Like immunotherapy, DNA sequences containing CpG also induce Th1 immune response to antigen. CpG DNA is in bacteria and bind specifically to TLR9 receptor expressed by cells of the innate immunity. Activation of TLR9 in dendritic cells induces the activation of MAPK, NF-κB, and transcription of cytokine genes (IFN-α, IL-12, IL-10, and INF-β) and increases expression of co-stimulatory molecules. In mouse model, administration of CpG DNA was shown to prevent the nasal symptoms and inflammation in AR. Conjugated-allergen CpG also have become effective in treatment of AR and TLR7/8 become candidate drugs for treatment of AR (26).

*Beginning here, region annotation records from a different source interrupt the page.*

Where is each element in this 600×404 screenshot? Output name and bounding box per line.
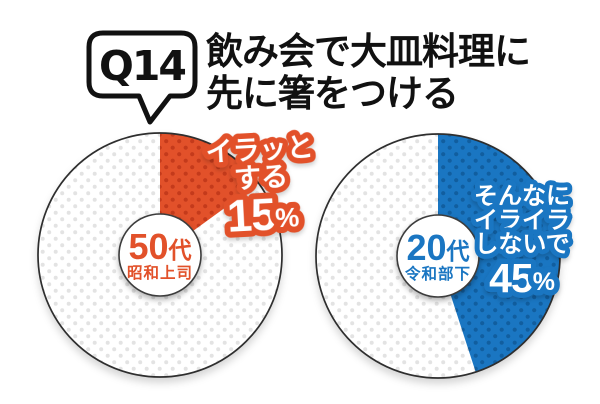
center-group-50s: 50代 — [128, 226, 191, 267]
pie-chart-50s-boss: 50代 昭和上司 イラッと する 15% — [37, 127, 320, 378]
callout-not-irritated-line2: イライラ — [474, 207, 570, 234]
pie-rim-50s — [37, 132, 283, 378]
pie-chart-20s-subordinate: 20代 令和部下 そんなに イライラ しないで 45% — [315, 133, 575, 379]
pie-center-label-50s: 50代 昭和上司 — [118, 213, 202, 297]
speech-bubble-shape — [86, 30, 198, 125]
center-disc-20s — [396, 214, 480, 298]
callout-not-irritated-line3: しないで — [474, 231, 569, 258]
callout-not-irritated-line1: そんなに — [474, 183, 570, 210]
question-badge-bubble: Q14 — [86, 30, 198, 125]
callout-irritated-percent: 15% — [226, 187, 301, 242]
callout-not-irritated: そんなに イライラ しないで 45% — [469, 178, 575, 307]
pie-rim-20s — [315, 133, 561, 379]
question-title-line1: 飲み会で大皿料理に — [206, 31, 531, 72]
center-subtitle-20s: 令和部下 — [404, 264, 471, 283]
callout-not-irritated-percent: 45% — [489, 255, 555, 301]
pie-slice-not-irritated-45 — [438, 134, 561, 373]
pie-center-label-20s: 20代 令和部下 — [396, 214, 480, 298]
center-group-20s: 20代 — [406, 227, 469, 268]
question-title-line2: 先に箸をつける — [206, 73, 459, 114]
callout-irritated-line2: する — [233, 162, 288, 195]
center-disc-50s — [118, 213, 202, 297]
question-title: 飲み会で大皿料理に 先に箸をつける — [206, 31, 566, 115]
center-subtitle-50s: 昭和上司 — [127, 264, 193, 282]
question-number: Q14 — [99, 42, 185, 90]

Seasonal allergic rhinitis, pollinosis, is a disease associated with these symptoms: sneezing, nasal congestion, rhinorrhea, nasal itching. Hay fever is caused by various pollens depending on the geographical region. It affects about 10-30% population all over the world. It reduces the quality of life of patients who suffer from AR and increases the health cost year by year. There are 2 main factors that affect the development of allergic rhinitis: the environmental factors and genetic factors. People living in the urban areas have higher chance to get pollinosis than those living in rural areas. Environment elements such as air temperature, water, length of daylight, nutrients change which cause the change in pollen season. Furthermore, air pollutants when bind to the surface of pollen will change its antigenic properties. Some people are predisposed to AR. Children have a higher chance of getting AR if their parents have it. Allergic rhinitis is the nasal inflammation caused by mast cell, dendritic cells, recruitment of eosinophils, neutrophils which in turn activate the production of Th2 cells, B cells to produce cytokines (I-4, IL-10, IL-13) and IgE. Allergic rhinitis can be treated by intranasal corticosteroids, antihistamines as 1st line drug and decongestants, intranasal anticholinergics, intranasal cromones as 2nd line drug. Besides alternative treatment, immunotherapy is used as safer and more effective drug which improves the symptoms and quality of life of patients who suffer from AR.